The walls surrounding the ivory tower have never seemed so high. U.S. President Barack Obama has picked the team of people who will craft his foreign policy, and guess who didn't make the A list? Only most of the experts tasked with explaining the way the world works. Unfortunately, professors of international relations and political science are often the last people a president turns to for advice on running the world. At least, that's what the professors say.
Every two years, we survey international relations faculty from every four-year college and university in the United States, as identified by U.S. News & World Report. The 2008 results include the responses of 1,743 scholars collected between August and November of last year. Now, we're revealing the role professors think they play in policymaking today, and, more often, the frustrating lack of influence they think they have from their perch above the fray of international politics. Most revealing? Nearly 40 percent of respondents reported that these scholars have "no impact" on foreign policy or even the public discourse about it. Indeed, the only academics judged less effectual in the policy realm were historians.
What is to blame for IR scholars' exile from the political process? In recent years, professors have become increasingly skeptical about the utility of much of their own research to policymakers. In 2006, 48 percent of respondents reported that contemporary case studies conducted by academics were "very useful" to policymakers, but by 2008 only 39 percent of respondents thought policymakers would find this work useful.
Despite their perceived lack of influence, respondents in this year's survey firmly believe that academic experts can and should play an important role in policymaking. It's a conclusion that begs a provocative question: What would U.S. foreign policy look like if there were no wall between the ivory tower and the White House?
If the Obama administration took as its blueprint the poll of views of international relations scholars on issues ranging from the economy to Iran, the results would be at once expected and surprising. It's a largely liberal internationalist agenda, one that names the most important foreign-policy priorities facing the United States as: global climate change (37 percent), the war in Iraq (35 percent), global reliance on oil (34 percent), armed conflict in the Middle East (32 percent), and the proliferation of weapons of mass destruction (27 percent). A large majority of the experts favor increases in foreign aid (85 percent), free trade agreements (70 percent), and increased spending on the global aids epidemic (59 percent). Although these scholars oppose using military force against Iran even as it allegedly pursues a nuclear weapons program, a clear majority favors humanitarian intervention in Sudan if conducted under the aegis of an international institution such as NATO or the United Nations. (It's worth noting that had the survey been sent in December, after the global economic collapse, financial issues likely would have secured a higher spot.)

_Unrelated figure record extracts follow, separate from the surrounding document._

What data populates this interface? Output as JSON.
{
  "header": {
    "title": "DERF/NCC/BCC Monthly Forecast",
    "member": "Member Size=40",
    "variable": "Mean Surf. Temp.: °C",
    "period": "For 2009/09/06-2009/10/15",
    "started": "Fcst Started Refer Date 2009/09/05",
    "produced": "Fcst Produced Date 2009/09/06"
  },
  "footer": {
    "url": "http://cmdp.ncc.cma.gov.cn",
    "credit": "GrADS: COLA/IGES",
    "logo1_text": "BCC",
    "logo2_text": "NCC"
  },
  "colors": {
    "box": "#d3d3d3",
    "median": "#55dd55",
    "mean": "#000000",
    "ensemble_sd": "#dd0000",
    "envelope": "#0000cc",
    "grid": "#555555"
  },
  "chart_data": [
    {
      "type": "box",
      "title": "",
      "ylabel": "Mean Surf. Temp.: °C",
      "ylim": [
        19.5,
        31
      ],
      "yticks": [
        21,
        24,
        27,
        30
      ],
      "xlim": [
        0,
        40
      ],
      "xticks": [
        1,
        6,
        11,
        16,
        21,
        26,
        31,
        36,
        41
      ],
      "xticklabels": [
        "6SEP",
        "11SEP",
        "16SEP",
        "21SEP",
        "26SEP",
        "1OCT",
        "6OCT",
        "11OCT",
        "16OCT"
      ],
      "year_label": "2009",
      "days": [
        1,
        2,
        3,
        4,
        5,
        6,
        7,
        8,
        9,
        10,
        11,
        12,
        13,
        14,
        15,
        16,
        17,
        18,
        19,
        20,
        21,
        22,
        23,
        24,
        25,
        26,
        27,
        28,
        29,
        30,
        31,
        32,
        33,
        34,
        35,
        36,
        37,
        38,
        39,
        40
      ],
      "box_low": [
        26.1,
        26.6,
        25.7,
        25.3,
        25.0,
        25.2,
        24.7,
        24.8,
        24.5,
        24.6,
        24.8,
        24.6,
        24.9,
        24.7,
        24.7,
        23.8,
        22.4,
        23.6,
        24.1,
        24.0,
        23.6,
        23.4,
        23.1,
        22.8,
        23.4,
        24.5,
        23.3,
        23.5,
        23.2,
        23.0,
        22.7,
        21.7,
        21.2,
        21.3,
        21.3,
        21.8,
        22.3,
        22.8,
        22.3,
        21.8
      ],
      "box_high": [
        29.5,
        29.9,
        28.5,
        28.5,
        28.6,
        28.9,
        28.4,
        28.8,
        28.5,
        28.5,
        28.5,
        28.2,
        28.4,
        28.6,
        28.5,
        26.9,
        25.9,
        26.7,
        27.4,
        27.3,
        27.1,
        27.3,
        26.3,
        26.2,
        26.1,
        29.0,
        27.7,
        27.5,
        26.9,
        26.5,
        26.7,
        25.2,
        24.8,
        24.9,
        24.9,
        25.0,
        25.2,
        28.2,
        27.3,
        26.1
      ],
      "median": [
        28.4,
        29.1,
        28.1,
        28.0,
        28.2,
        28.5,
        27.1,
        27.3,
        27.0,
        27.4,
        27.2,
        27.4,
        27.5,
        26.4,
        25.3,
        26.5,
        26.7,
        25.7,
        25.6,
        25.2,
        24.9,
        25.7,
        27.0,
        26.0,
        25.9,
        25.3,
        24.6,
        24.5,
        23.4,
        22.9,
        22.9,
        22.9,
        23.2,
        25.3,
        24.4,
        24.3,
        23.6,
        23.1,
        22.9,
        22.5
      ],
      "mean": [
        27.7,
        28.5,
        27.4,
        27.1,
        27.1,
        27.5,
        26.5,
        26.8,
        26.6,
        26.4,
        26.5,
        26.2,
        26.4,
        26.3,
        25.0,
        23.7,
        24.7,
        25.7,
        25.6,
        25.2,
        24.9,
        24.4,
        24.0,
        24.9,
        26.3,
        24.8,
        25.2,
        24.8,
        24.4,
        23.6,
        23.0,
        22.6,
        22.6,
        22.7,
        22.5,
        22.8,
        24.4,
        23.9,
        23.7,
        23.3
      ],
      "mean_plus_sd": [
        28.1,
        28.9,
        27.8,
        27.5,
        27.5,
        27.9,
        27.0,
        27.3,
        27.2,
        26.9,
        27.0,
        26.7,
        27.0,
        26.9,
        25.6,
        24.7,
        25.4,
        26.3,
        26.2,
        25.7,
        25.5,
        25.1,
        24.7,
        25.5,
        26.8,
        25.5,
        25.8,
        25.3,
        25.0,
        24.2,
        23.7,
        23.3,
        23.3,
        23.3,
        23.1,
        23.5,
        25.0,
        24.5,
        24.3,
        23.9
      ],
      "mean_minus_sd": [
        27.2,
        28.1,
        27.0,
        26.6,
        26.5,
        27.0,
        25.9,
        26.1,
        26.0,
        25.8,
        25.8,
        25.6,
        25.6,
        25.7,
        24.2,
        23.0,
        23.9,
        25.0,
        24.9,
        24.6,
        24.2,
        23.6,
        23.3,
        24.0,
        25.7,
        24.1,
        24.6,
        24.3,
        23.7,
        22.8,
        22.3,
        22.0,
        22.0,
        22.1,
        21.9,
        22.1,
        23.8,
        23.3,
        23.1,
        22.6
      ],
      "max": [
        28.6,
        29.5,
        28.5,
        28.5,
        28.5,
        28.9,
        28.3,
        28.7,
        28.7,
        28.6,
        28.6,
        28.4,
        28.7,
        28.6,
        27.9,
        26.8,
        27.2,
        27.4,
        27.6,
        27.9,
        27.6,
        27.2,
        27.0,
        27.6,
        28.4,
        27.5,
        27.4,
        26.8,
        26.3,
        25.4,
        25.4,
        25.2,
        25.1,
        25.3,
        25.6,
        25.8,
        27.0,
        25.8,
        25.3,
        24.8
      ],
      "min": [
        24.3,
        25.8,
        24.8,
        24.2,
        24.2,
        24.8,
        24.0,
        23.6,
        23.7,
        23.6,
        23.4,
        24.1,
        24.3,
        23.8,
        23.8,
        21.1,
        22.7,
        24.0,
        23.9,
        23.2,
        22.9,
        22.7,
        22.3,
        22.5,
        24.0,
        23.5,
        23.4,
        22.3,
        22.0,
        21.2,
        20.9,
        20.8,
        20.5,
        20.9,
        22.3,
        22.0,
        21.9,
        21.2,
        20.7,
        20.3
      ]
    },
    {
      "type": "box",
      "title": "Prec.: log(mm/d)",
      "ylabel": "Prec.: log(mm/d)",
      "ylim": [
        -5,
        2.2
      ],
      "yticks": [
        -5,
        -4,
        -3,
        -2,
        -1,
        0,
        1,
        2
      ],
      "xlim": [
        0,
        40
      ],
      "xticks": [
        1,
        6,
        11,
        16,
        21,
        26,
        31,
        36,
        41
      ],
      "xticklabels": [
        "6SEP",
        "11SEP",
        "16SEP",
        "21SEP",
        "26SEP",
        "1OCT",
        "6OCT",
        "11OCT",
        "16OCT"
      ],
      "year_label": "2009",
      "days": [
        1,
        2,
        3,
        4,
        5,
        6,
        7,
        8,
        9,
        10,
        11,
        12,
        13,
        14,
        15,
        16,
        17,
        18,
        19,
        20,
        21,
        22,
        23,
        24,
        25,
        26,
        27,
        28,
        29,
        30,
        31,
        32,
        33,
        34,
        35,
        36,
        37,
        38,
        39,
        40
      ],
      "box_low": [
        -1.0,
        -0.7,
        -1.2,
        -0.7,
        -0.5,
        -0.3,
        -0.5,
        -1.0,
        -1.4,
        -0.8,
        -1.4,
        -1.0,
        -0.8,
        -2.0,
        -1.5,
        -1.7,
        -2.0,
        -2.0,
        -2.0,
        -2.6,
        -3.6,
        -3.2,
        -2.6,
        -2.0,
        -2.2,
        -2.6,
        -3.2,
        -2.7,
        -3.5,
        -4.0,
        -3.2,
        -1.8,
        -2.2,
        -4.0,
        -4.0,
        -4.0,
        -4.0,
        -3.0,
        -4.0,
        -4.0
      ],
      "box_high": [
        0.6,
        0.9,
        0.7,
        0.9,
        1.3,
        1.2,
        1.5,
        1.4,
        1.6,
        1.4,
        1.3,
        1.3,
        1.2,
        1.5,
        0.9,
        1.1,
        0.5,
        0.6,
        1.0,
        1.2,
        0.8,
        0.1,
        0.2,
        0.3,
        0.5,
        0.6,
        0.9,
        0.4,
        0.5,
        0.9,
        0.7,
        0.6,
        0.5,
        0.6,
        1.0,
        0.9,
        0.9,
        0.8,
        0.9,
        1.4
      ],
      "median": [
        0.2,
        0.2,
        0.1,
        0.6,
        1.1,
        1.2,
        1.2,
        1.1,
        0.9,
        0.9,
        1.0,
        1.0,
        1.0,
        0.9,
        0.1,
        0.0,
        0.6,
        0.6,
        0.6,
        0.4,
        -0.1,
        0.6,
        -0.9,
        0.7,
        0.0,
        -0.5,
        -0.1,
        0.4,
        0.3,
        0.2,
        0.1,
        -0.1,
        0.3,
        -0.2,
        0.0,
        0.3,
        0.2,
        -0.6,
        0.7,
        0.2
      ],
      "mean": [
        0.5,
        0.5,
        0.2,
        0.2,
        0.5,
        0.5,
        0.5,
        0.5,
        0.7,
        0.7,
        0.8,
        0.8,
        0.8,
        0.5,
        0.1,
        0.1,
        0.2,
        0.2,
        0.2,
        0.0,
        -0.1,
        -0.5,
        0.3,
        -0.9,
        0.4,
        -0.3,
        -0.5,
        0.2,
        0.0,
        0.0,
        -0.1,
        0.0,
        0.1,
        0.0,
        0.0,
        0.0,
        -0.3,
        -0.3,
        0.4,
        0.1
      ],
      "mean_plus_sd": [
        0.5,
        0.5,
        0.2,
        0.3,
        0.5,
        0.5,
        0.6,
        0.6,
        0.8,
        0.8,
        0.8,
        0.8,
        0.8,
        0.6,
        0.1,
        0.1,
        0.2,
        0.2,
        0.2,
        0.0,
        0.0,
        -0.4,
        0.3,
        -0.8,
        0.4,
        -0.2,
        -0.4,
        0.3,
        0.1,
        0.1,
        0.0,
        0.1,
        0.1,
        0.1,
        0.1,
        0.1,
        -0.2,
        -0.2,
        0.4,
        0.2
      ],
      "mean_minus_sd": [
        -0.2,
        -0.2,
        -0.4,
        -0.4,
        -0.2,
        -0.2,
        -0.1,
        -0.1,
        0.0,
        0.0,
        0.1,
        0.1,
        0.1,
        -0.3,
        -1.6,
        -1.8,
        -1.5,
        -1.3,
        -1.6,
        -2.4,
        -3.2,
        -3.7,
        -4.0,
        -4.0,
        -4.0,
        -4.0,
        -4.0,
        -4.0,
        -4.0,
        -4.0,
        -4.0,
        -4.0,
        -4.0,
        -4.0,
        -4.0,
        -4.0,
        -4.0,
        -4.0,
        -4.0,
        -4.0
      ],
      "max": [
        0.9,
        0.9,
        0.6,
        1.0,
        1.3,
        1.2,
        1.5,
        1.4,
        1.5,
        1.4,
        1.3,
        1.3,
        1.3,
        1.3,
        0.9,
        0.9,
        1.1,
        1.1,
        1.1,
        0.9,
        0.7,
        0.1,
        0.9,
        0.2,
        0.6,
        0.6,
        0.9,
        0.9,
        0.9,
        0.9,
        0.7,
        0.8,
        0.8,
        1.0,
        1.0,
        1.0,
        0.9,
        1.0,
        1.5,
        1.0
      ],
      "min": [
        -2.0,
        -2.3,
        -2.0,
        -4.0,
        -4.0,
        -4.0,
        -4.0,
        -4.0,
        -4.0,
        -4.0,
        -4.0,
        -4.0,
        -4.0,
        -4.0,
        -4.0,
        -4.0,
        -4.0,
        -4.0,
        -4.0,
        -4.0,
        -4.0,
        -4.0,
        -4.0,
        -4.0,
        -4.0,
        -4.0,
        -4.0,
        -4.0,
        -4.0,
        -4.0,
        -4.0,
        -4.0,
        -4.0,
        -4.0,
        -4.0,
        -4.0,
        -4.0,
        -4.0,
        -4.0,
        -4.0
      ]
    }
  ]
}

President Obama clearly shares the experts' concerns. On global warming, he has appointed a climate czar; on oil, he favors strengthening fuel-economy standards; and on the Iraq war, he is sticking to his plan to withdraw U.S. troops. Having one of their "own" in the White House -- a law professor with a liberal, like-minded agenda on the policymaking table -- may already have scholars feeling more included.
Public Enemy No. 1
Political pundits and journalists may buzz reflexively over the latest economic stimulus package or saber-rattling by Iran. But scholars of international relations take a longer view, scanning the horizon for power shifts that could affect the global pecking order.
So, which countries pose the greatest threat to the U.S. position today? Forty-three percent of respondents agreed that China's growing military power could threaten international stability. In fact, specialists predict that the strategic importance of East Asia generally will continue to grow. Although only 30 percent see the region as the one of greatest concern for the United States today (up from 19 percent in 2006), 68 percent reported it would be the region of greatest strategic importance in 20 years.
What of the Middle East? Scholars seem to anticipate a dramatic easing of tensions in the region during the next two decades. Although 46 percent currently judge it the most vital region for the United States, only 11 percent say it will be the most strategically important in 20 years.
Relatively close on the heels of the threat from East Asia seems to be the troubling potential for a Russian resurgence. When asked which country they would least like to see displace the United States as hegemon, 60 percent said Russia. (Just 51 percent named China.) Sometimes, the oldest patterns are the hardest to break.